The professed era of unipolarity built around the United States passed faster than its proponents anticipated, while a bipolar system with a “balancer” in the middle, a familiar feature from the Cold War era, remains a thing of the past. The coming decade will be decisive for power distribution across the globe. America will either remain the most powerful and innovative economy and the leader of democracies, or it will lose out in the system-transforming competition with China and, by extension, Russia.
A new power alignment is poised to emerge, one in which the idea of traditional systemic polarity will be replaced with a new form of fractured polarity rooted in coalescing parallel economic systems, increasingly disconnected in key areas of technology and supply chains—in effect, “two worlds,” in which the U.S.-led West, if it continues to cling to the reigning globalist dogma, will run the risk of being eclipsed and displaced.
Resurgent great power competition has already redefined how states across the globe see their national security priorities going forward, and it is poised to reach a crescendo.
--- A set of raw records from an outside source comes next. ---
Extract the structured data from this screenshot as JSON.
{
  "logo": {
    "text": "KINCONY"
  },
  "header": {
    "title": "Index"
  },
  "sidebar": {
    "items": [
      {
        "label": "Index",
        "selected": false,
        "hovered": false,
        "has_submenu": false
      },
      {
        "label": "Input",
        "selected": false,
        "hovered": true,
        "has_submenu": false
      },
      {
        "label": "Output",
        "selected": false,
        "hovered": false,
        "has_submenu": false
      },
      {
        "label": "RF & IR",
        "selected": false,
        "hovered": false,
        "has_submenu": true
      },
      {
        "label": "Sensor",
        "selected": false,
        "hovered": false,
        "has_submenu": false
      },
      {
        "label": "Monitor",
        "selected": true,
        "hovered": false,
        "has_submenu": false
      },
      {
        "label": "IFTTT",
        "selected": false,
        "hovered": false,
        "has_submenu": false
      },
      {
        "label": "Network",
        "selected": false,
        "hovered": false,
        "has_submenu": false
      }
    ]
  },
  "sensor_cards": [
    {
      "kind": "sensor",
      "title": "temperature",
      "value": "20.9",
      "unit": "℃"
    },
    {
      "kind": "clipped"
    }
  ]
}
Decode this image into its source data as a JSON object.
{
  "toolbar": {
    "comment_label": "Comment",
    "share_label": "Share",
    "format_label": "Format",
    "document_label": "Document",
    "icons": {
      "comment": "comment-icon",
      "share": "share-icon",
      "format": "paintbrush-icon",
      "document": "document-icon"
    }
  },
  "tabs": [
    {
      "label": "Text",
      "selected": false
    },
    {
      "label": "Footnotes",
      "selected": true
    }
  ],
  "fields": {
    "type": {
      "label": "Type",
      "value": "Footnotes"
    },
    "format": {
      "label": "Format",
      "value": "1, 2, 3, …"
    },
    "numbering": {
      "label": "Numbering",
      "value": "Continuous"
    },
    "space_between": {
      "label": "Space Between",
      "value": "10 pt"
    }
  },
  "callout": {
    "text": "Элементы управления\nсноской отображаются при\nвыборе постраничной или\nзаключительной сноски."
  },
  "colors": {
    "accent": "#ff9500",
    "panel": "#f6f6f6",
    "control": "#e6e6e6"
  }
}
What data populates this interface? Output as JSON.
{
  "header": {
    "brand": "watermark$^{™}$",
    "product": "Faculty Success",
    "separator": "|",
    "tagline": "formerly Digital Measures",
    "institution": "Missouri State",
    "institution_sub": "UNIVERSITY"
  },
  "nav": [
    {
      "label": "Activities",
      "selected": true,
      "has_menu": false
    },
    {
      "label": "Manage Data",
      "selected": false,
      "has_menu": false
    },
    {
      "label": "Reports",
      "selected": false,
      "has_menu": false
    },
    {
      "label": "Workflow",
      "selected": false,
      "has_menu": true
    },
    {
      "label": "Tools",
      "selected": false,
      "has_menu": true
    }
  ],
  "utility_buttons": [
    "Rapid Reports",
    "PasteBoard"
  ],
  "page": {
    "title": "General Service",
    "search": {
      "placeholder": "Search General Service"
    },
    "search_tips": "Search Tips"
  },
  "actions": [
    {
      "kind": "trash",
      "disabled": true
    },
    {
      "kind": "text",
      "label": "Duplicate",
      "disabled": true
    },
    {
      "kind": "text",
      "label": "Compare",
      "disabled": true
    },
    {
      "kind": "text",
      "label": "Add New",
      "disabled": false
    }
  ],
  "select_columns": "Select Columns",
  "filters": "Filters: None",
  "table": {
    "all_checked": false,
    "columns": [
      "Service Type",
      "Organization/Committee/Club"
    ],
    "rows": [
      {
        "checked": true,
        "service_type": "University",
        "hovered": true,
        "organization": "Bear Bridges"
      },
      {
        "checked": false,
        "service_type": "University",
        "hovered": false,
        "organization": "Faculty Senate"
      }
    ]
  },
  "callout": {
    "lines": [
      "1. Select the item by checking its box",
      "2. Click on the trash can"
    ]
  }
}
This competition is geopolitical, geo-economic, and military in nature, and it continues to spill into new domains, including cyber and space, bringing home the foundational cold reality that a system-transforming state-on-state war, should it come to that, would test the calculus of an absolute and relative power differential between America and its allies against the increasingly aligned China and Russia. Decisions we make today, whether on economic policy or defense spending allocations, will determine the options available to the United States in the not-so-distant future, when the current round of state-on-state competition reaches its denouement. The clock is ticking. Each year that passes without the West’s building an overarching strategic consensus to confront its rising competitors shifts the odds against us.